Definition: A sample where participation is optional and self-selected.
Example: TV polls where viewers call in to express their opinions.
Statistical vs. Practical Significance
Making Conclusions
Statistical Significance: Achieved when a result is very unlikely to occur by chance. A common criterion is a probability less than 5% ().
Practical Significance: Refers to whether the result is large or important enough to be meaningful in real-world terms, regardless of statistical significance.
Examples
Getting 98 girls in 100 random births is statistically significant because such an extreme outcome is unlikely due to random chance.
Getting 52 girls in 100 births is not statistically significant, as this could easily occur with random chance.
A treatment may be statistically significant but not practically significant if the effect size is too small to matter in practice.
Tabular Data: Task Duration and Distance Traveled
The following table compares the time taken for various tasks while driving and the approximate distance traveled at 60 mph during each task.

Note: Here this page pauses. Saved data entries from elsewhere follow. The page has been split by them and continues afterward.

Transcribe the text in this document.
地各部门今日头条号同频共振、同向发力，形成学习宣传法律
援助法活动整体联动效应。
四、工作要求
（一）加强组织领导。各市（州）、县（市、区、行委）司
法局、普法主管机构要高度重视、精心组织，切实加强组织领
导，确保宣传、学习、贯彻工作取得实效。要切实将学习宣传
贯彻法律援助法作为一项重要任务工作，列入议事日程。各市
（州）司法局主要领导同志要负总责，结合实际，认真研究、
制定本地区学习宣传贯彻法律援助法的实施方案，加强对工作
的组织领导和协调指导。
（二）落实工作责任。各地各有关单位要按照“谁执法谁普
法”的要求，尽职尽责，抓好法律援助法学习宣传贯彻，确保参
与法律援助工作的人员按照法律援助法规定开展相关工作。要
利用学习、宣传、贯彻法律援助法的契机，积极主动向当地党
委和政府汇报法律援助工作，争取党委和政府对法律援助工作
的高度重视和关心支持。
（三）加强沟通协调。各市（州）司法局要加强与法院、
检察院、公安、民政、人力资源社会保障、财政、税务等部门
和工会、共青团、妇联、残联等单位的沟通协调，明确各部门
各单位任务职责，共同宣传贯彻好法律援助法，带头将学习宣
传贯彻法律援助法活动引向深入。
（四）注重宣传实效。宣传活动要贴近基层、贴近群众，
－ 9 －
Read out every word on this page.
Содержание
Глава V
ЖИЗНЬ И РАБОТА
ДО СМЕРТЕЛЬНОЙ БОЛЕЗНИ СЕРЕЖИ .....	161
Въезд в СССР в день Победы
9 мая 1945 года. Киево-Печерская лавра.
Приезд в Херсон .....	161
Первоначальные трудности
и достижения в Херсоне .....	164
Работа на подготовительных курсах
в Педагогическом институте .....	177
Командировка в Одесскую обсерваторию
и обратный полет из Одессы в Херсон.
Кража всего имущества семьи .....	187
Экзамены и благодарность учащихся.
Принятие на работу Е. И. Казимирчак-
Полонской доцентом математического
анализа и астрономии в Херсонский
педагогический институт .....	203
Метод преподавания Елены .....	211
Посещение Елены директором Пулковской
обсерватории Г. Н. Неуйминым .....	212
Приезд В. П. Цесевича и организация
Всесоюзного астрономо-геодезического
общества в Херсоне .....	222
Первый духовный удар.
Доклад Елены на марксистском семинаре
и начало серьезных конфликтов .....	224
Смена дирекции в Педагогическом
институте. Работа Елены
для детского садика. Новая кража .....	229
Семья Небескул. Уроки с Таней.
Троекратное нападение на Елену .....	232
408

Task | Duration (seconds) | Distance Traveled at 60 mph (feet) |
|---|---|---|
Text Messaging | 5.94 | Approx. 520 ft |
Destination Entry (GPS) | 4.59 | Approx. 403 ft |
10-digit Dialing | 3.82 | Approx. 336 ft |
Contact Dialing | 2.57 | Approx. 226 ft |
Radio Tuning | 2.09 | Approx. 184 ft |
Summary
Statistics involves collecting, analyzing, and interpreting data to make informed decisions.
Understanding the context, source, and sampling method is crucial for valid conclusions.
Distinguishing between statistical and practical significance helps assess the real-world impact of findings.
Awareness of biases, such as survivor bias and voluntary response samples, is essential for critical thinking in statistics.